Eventually, the courts noticed that something was wrong and increased the sentence.

In Denmark, they began sentencing suicide murderers to an additional nine weeks of flogging before execution.

When the day of execution arrived, the executioner would smash as many of the condemned’s bones as possible with a large wheel.

Then the person was hanged from it until he finally died from his injuries.

This is how the military courts did it.

The civil courts were almost exactly brutal.

Suicide murderers were maltreated several times with hot irons as they went to their execution.

Their hands were chopped off first, and finally their heads.

Then they put the body on a wheel and displayed it in front of the crowd.

This did not help to deter the delinquents.

The torment would secure their place in the kingdom of heaven all the more, it was believed.

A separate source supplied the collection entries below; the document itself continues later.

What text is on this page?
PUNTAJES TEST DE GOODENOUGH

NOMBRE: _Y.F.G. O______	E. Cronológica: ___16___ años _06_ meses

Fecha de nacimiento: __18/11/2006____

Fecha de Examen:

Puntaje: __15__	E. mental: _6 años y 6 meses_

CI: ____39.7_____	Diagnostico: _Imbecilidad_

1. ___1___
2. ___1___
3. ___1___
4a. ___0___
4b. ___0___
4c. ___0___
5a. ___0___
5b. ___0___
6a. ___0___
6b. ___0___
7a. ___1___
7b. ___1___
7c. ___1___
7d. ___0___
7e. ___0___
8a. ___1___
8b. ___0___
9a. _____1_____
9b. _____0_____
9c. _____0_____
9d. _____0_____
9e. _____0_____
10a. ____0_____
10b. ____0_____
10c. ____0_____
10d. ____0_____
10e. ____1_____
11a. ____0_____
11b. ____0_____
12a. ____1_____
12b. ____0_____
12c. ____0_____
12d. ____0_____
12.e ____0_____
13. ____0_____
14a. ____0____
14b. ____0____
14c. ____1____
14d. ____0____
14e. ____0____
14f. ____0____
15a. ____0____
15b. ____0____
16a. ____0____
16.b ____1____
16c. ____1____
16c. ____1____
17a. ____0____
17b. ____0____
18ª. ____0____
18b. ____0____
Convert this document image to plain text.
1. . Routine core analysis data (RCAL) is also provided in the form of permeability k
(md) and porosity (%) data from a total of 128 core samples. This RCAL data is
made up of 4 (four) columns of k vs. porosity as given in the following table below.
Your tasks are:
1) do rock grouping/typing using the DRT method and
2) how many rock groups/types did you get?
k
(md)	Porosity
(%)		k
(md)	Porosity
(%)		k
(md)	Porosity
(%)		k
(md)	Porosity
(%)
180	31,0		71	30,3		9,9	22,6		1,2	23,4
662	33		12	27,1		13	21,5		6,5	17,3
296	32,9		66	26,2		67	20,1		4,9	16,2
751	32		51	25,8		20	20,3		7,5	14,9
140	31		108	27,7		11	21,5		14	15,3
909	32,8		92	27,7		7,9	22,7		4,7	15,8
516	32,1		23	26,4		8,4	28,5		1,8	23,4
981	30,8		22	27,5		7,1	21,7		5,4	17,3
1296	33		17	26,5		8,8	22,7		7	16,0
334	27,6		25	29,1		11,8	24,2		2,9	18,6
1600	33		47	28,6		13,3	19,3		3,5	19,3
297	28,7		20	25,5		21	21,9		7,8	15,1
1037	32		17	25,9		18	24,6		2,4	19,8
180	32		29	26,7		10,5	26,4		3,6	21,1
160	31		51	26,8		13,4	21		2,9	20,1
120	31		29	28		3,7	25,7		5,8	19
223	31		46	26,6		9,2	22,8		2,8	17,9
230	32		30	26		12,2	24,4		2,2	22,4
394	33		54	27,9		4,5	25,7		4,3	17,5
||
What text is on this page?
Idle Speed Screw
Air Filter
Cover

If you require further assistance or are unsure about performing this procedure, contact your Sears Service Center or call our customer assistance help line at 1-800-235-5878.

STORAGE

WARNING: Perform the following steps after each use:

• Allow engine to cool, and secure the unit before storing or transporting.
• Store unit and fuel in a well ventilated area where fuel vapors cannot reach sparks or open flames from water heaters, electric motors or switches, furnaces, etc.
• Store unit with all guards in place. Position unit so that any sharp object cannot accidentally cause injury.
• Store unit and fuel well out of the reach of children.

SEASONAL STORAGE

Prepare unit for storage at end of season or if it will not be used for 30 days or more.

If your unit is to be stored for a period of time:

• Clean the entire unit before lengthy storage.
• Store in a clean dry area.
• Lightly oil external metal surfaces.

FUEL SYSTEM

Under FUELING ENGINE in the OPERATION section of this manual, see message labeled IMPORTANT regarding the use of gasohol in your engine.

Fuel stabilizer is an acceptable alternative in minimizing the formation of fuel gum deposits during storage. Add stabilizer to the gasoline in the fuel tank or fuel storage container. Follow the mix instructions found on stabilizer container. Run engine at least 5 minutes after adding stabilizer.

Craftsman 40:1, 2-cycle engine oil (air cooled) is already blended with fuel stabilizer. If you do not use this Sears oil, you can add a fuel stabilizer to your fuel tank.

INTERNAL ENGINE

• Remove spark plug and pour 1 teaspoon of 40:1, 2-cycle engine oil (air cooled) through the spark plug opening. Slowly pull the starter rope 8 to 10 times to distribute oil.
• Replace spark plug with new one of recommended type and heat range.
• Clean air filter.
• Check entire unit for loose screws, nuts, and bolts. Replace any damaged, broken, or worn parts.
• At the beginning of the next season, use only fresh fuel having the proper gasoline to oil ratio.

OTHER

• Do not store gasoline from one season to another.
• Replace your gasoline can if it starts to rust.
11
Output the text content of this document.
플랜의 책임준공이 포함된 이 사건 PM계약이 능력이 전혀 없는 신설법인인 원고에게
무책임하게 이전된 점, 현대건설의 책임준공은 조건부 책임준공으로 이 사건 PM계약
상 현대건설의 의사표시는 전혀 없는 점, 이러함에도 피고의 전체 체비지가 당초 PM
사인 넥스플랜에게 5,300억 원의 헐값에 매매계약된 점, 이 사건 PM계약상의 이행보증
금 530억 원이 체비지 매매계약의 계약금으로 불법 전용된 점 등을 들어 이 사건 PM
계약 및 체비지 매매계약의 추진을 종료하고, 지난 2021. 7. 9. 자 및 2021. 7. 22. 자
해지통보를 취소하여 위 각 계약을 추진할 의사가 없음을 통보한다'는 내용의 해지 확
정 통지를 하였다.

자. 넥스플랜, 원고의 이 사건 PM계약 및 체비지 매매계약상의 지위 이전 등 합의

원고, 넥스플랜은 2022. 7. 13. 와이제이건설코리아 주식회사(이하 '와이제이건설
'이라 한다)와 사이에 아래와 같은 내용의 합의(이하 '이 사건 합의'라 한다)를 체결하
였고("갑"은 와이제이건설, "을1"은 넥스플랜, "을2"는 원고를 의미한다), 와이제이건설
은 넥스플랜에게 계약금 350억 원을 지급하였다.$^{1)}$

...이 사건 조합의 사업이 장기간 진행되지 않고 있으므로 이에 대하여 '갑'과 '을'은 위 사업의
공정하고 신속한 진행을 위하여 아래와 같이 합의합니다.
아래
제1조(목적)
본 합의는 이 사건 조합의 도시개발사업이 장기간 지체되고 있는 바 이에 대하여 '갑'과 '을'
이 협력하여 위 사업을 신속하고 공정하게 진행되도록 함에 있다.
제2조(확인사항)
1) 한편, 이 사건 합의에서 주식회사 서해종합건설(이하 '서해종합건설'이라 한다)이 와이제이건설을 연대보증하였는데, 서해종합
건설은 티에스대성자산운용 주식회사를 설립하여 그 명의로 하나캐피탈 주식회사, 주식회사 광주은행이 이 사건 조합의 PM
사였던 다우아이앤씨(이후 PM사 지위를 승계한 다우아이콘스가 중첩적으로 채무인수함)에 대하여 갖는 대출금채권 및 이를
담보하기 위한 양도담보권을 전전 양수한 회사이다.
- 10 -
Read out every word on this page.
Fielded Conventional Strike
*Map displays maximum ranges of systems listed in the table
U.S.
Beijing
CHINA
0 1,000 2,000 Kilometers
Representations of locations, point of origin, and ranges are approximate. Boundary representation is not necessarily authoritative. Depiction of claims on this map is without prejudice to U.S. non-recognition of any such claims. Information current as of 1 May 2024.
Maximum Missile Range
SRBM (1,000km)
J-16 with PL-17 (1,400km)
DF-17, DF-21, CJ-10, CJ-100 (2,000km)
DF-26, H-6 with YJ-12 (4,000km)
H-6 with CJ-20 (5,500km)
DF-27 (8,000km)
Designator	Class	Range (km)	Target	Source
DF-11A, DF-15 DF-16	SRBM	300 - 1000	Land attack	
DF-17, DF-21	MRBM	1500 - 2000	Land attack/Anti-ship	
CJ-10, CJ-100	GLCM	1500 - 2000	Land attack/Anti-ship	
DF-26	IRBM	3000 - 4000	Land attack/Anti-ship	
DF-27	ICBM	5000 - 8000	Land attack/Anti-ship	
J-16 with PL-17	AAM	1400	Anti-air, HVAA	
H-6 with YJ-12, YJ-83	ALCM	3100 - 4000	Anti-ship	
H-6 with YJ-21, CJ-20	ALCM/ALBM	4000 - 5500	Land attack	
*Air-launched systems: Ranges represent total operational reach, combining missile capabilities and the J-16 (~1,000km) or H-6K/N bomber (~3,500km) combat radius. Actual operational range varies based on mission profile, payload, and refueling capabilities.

It was not until 1767 that Denmark was able to put a stop to this bizarre going by simply abolishing the death penalty for suicide murderers.

They now had to work hard and humiliatingly for the rest of their lives and were whipped from time to time.

Other Protestant countries imitated Denmark.

Not all of them, oddly enough.

People tired of life still murder today to gain a death sentence that way.

This happens again and again in the USA.

Murderers voluntarily agree to their execution and even want to speed up the execution.

There are no statistics on this, but researchers assume that at least 20 of the more than 400 executed people since 1976 have murdered in order to commit suicide.

A famous suicide murderer was Gary Gilmore.

He was the first to be executed after the death penalty was reinstated.

He fought with his lawyer to be killed by a firing squad.

“Let’s do it!” were his last words and they are still often quoted today.

Disclaimer:

English ist not my mother tongue, pardon my mistakes.

Please do not translate my answers, because i do it by myself.